À ces interdits s’ajoutent des restrictions ponctuelles, durant les fêtes religieuses. Le pain azyme, sans levain, est le seul autorisé à la consommation lors de Pessah, la Pâque juive.

L’islam reprend certaines de ces règles, notamment l’interdiction du sang et de manger du porc. L’alcool et les boissons fermentées sont également proscrits (sourate 5, versets 3 et 90). Chez les chrétiens, l’apôtre Paul abolit la casherout lors du Concile de Jérusalem en 49.

Pour les hindous, la vache est un animal sacré qu’il est interdit de consommer.
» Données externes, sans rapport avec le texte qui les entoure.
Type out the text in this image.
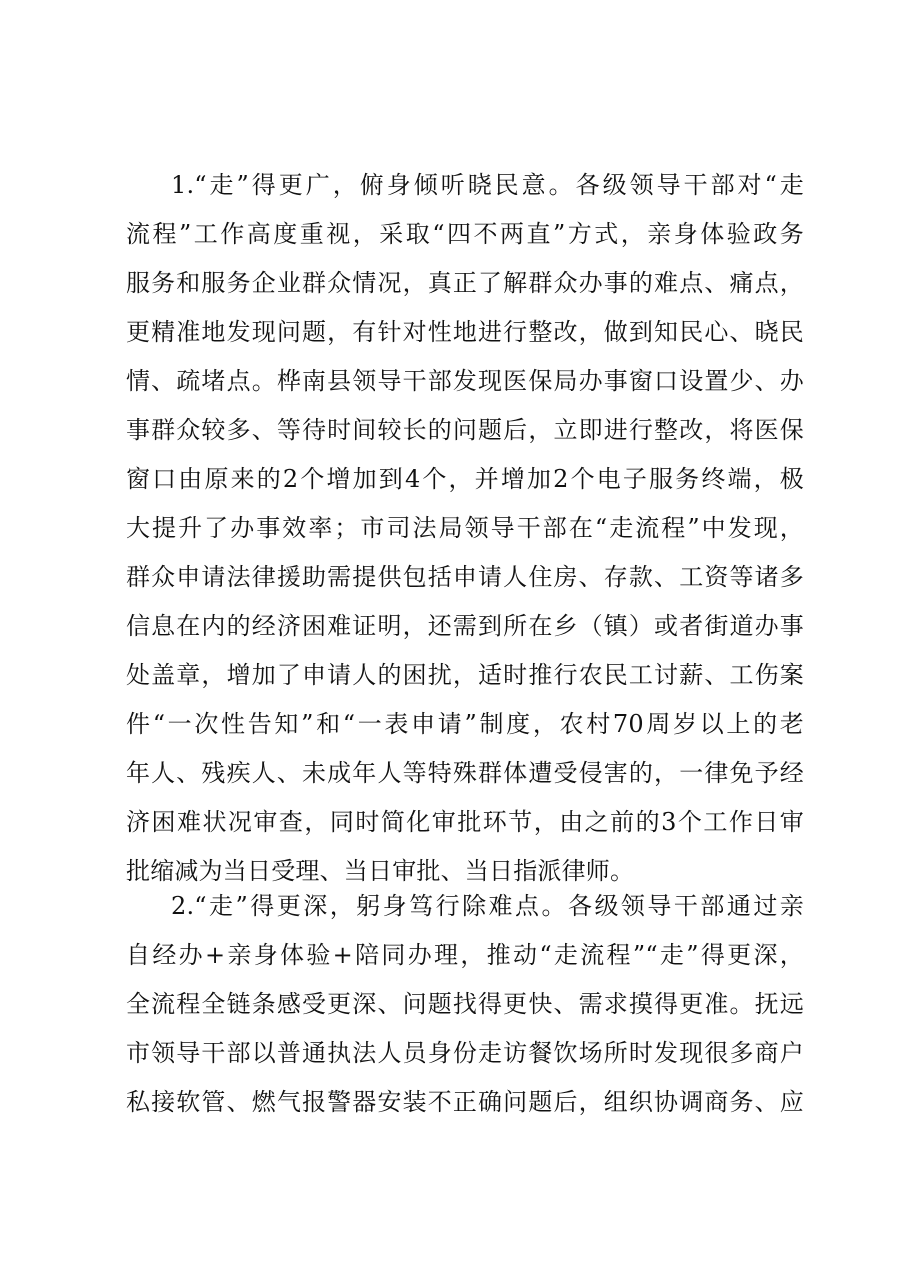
1.“走”得更广，俯身倾听晓民意。各级领导干部对“走
流程”工作高度重视，采取“四不两直”方式，亲身体验政务
服务和服务企业群众情况，真正了解群众办事的难点、痛点，
更精准地发现问题，有针对性地进行整改，做到知民心、晓民
情、疏堵点。桦南县领导干部发现医保局办事窗口设置少、办
事群众较多、等待时间较长的问题后，立即进行整改，将医保
窗口由原来的2个增加到4个，并增加2个电子服务终端，极
大提升了办事效率；市司法局领导干部在“走流程”中发现，
群众申请法律援助需提供包括申请人住房、存款、工资等诸多
信息在内的经济困难证明，还需到所在乡（镇）或者街道办事
处盖章，增加了申请人的困扰，适时推行农民工讨薪、工伤案
件“一次性告知”和“一表申请”制度，农村70周岁以上的老
年人、残疾人、未成年人等特殊群体遭受侵害的，一律免予经
济困难状况审查，同时简化审批环节，由之前的3个工作日审
批缩减为当日受理、当日审批、当日指派律师。
2.“走”得更深，躬身笃行除难点。各级领导干部通过亲
自经办+亲身体验+陪同办理，推动“走流程”“走”得更深，
全流程全链条感受更深、问题找得更快、需求摸得更准。抚远
市领导干部以普通执法人员身份走访餐饮场所时发现很多商户
私接软管、燃气报警器安装不正确问题后，组织协调商务、应
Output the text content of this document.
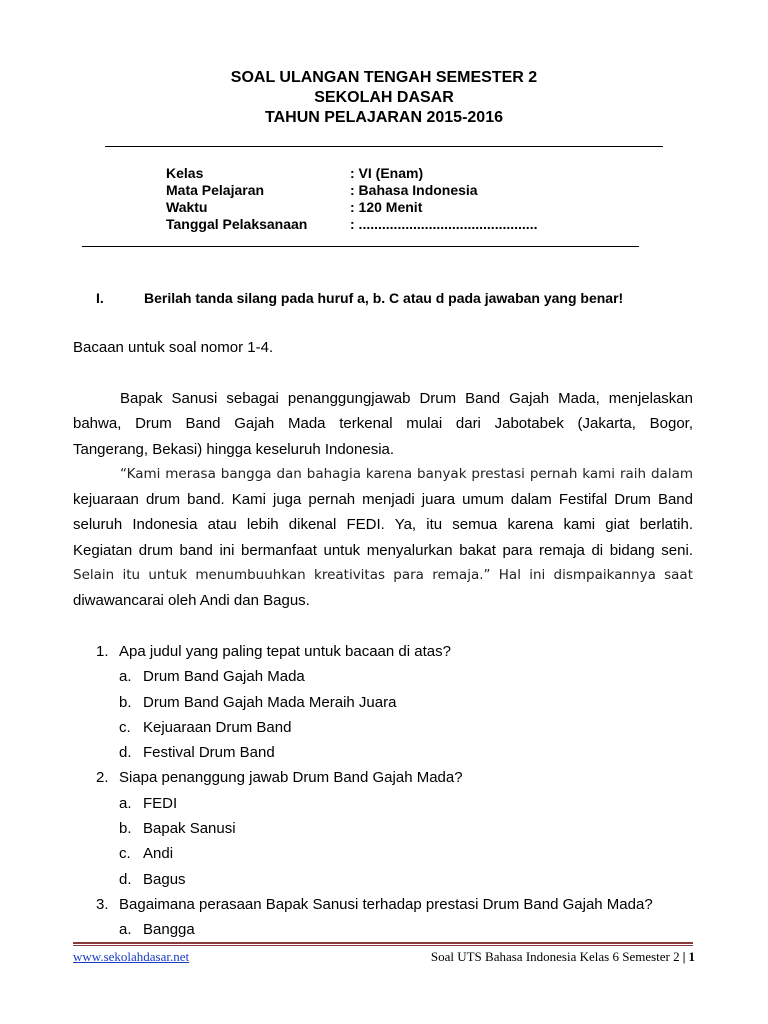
SOAL ULANGAN TENGAH SEMESTER 2
SEKOLAH DASAR
TAHUN PELAJARAN 2015-2016
Kelas	: VI (Enam)
Mata Pelajaran	: Bahasa Indonesia
Waktu	: 120 Menit
Tanggal Pelaksanaan	: ..............................................
I.	Berilah tanda silang pada huruf a, b. C atau d pada jawaban yang benar!
Bacaan untuk soal nomor 1-4.

Bapak Sanusi sebagai penanggungjawab Drum Band Gajah Mada, menjelaskan

bahwa, Drum Band Gajah Mada terkenal mulai dari Jabotabek (Jakarta, Bogor,

Tangerang, Bekasi) hingga keseluruh Indonesia.

“Kami merasa bangga dan bahagia karena banyak prestasi pernah kami raih dalam

kejuaraan drum band. Kami juga pernah menjadi juara umum dalam Festifal Drum Band

seluruh Indonesia atau lebih dikenal FEDI. Ya, itu semua karena kami giat berlatih.

Kegiatan drum band ini bermanfaat untuk menyalurkan bakat para remaja di bidang seni.

Selain itu untuk menumbuuhkan kreativitas para remaja.” Hal ini dismpaikannya saat

diwawancarai oleh Andi dan Bagus.

1. Apa judul yang paling tepat untuk bacaan di atas?
a. Drum Band Gajah Mada
b. Drum Band Gajah Mada Meraih Juara
c. Kejuaraan Drum Band
d. Festival Drum Band
2. Siapa penanggung jawab Drum Band Gajah Mada?
a. FEDI
b. Bapak Sanusi
c. Andi
d. Bagus
3. Bagaimana perasaan Bapak Sanusi terhadap prestasi Drum Band Gajah Mada?
a. Bangga
www.sekolahdasar.net	Soal UTS Bahasa Indonesia Kelas 6 Semester 2 | 1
Il n’est pas rare qu’ils adoptent un régime totalement végétarien, tout comme les bouddhistes. Les sikhs et les jaïns, des religions originaires de l’Inde qui comptent des millions d’adeptes dans le monde et quelques dizaines de milliers en France, sont strictement végétariens.

Casher, halal, sans-porc, vache sacrée, … : pourquoi ?

Dans le Nouveau Testament, le Lévitique énumère la liste des interdits alimentaires du judaïsme, connus sous le terme générique de « casher ».

Pourquoi ces règles ? Selon le géographe Vincent Moriniaux, auteur de Nourrir les hommes, le judaïsme considère que les animaux ont une certaine place et interdit de consommer ceux qui ne se conforment pas au projet divin. Ce qui explique la prohibition de l’anguille, un animal d’eau qui vit aussi au-dehors et qui n’a pas d’écaille. L’interdiction du mélange lait-viande (« Tu ne mangeras pas le chevreau dans le lait de sa mère ») proviendrait, elle, des cultes polythéistes pré-hébraïques : cuire un nouveau-né dans le lait de sa mère était perçu comme une négation de la transmission, et donc comme une forme de barbarie. La casherout, qui régit le casher, interdit par ailleurs aux juifs pratiquants de consommer le sang des animaux, car le sang représente le souffle vital, l’esprit de Dieu.

 

L’interdit du porc a suscité de nombreuses interrogations. Un argument régulièrement avancé est le dégoût inspiré par cet animal qui vit dans la boue et se nourrit des ordures, prétexte à sa non-consommation. Un autre est le fait que la viande de porc serait très difficile à conserver dans les pays au climat chaud. Cet animal est pourtant consommé sous d’autres latitudes où les températures sont élevées l’été. Vincent Moriniaux cite l’anthropologue américain Marvin Harris, pour qui l’interdit du porc est lié à des considérations socio-économiques. Le porc, qui ne sue pas, meurt de chaleur lorsqu’il fait chaud. Il a donc besoin d’ombre et d’eau. Or, dans un pays désertique, l’ombre et l’eau sont d’abord destinés aux humains. De plus, le fait que le porc soit omnivore en fait un concurrent pour l’homme dans l’accès aux ressources. En revanche, la chèvre mange tout ce que l’homme ne mange pas, y compris les buissons qui poussent dans les zones désertiques. Elle est donc plus rentable que le porc, et est donc privilégiée. La « vache sacrée » des hindous répond aux mêmes impératifs économiques : elle est plus rentable pour les travaux des champs que pour sa viande. D’où sa non-consommation, validée par le dogme religieux. « La religion permet de donner un cadre, explique Vincent Moriniaux, d’asseoir l’obéissance à une règle qui n’est au départ qu’un acte pour que la société soit la plus rentable possible, et donc de “justifier l’injustifiable” ». Cependant, note le chercheur, cette théorie de la rentabilité de l’animal ne permet pas d’expliquer l’interdit du sang dans la casherout ni pourquoi les interdits alimentaires contenus dans l’Ancien Testament, édictés il y a près de 3 000 ans, demeurent aussi stables dans le temps.